After my first attempt at netting my garden seemed to have holes in it *giggle*, I decide to up my game. 🙂 I wanted to move the nets up and out from the plants, so that nothing could nibble through the netting. My neighbor mentioned that the deer had totally stripped her mandevilla plant, although to date they’d not touched mine. They (or the groundhogs) had consumed nearly all of the potato vine in the base of that pot, but not the mandevilla itself. I decided that as long as I was going to re-work the netting along the front walk, I’d do “something” about protecting the plants in front of the hedge – which is where there is no longer a pale orange gladiola.
I stared at all the different net and screen material in the store, some nylon/plastic, some wire. I chose nylon netting for 2 reasons: easier to handle and a little less obvious. I stayed with the chicken wire (as opposed to screen material) because I think that webbing is sufficient to deter the deer but still let the insects move about, and let the flowers be seen.

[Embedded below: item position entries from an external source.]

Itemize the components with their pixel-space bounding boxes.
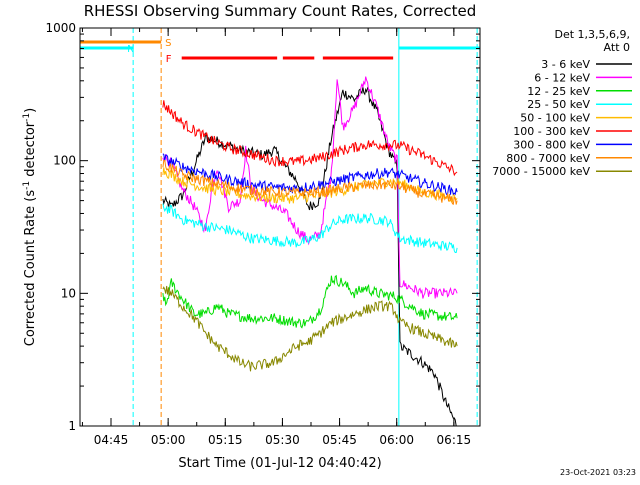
- series-line-8: [162, 285, 458, 372]
- y-tick-label-0: 1: [68, 419, 76, 433]
- legend-header-line-2: Att 0: [604, 41, 630, 54]
- state-flags: S N F: [80, 38, 480, 65]
- legend-label-5: 100 - 300 keV: [513, 125, 590, 138]
- legend-label-0: 3 - 6 keV: [541, 58, 590, 71]
- chart-title: RHESSI Observing Summary Count Rates, Co…: [84, 2, 477, 20]
- legend-label-6: 300 - 800 keV: [513, 138, 590, 151]
- legend-label-8: 7000 - 15000 keV: [492, 165, 590, 178]
- x-tick-label-5: 06:00: [379, 433, 414, 447]
- footer-date: 23-Oct-2021 03:23: [560, 468, 636, 477]
- series-line-0: [162, 86, 458, 427]
- legend-label-2: 12 - 25 keV: [527, 85, 590, 98]
- x-tick-label-6: 06:15: [437, 433, 472, 447]
- legend-label-1: 6 - 12 keV: [534, 71, 590, 84]
- flag-F-label: F: [166, 54, 172, 65]
- series-line-2: [162, 274, 458, 329]
- y-axis-label: Corrected Count Rate (s-1 detector-1): [22, 108, 38, 346]
- axes: 04:45 05:00 05:15 05:30 05:45 06:00 06:15 1 10 10…: [45, 21, 480, 447]
- y-tick-label-1: 10: [61, 286, 76, 300]
- series-line-3: [162, 203, 458, 253]
- x-axis-label: Start Time (01-Jul-12 04:40:42): [178, 456, 381, 471]
- x-tick-label-1: 05:00: [151, 433, 186, 447]
- x-tick-label-2: 05:15: [208, 433, 243, 447]
- flag-S-label: S: [165, 38, 171, 49]
- vertical-markers: [79, 28, 478, 426]
- legend-label-3: 25 - 50 keV: [527, 98, 590, 111]
- y-tick-label-3: 1000: [45, 21, 76, 35]
- legend-label-7: 800 - 7000 keV: [506, 152, 590, 165]
- x-tick-label-0: 04:45: [94, 433, 129, 447]
- x-tick-label-3: 05:30: [265, 433, 300, 447]
- legend-header-line-1: Det 1,3,5,6,9,: [554, 28, 630, 41]
- x-tick-label-4: 05:45: [322, 433, 357, 447]
- series-lines: [162, 76, 458, 427]
- series-line-6: [162, 153, 458, 196]
- series-line-5: [162, 100, 458, 177]
- y-tick-label-2: 100: [53, 154, 76, 168]
- legend-label-4: 50 - 100 keV: [520, 112, 590, 125]
- series-line-7: [162, 159, 458, 205]
- plot-frame: [79, 27, 481, 427]
- flag-N-label: N: [127, 44, 134, 55]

I wanted to drape the net over all the pots along the front walk, but not on the plants directly. I realized that I could use the plant stakes I had already to lift the net up above the plants and out to the sides of the pots. That worked quite nicely. I’ve anchored the bottom under various pots and so far it appears to be stable. It’s only been 3 nights but no obvious damage in those 3 nights.
Protecting the front garden was going to be a bit more tricky. I wanted it protected but not obscured. I needed a fence stretching across the whole front, and hope that the deer would not be smart enough to figure out they could go around the side of the house and come in through the back. 🙂 The only draw-back to the netting that I’ve noticed so far is that I’ve made it difficult for butterflies to get to the flowers. 😦 I realized this when I saw a huge beautiful butterfly on my zinnias. I’m not sure I can have it both ways – No to Deer, Yes to Butterflies – but I’ll give it more thought.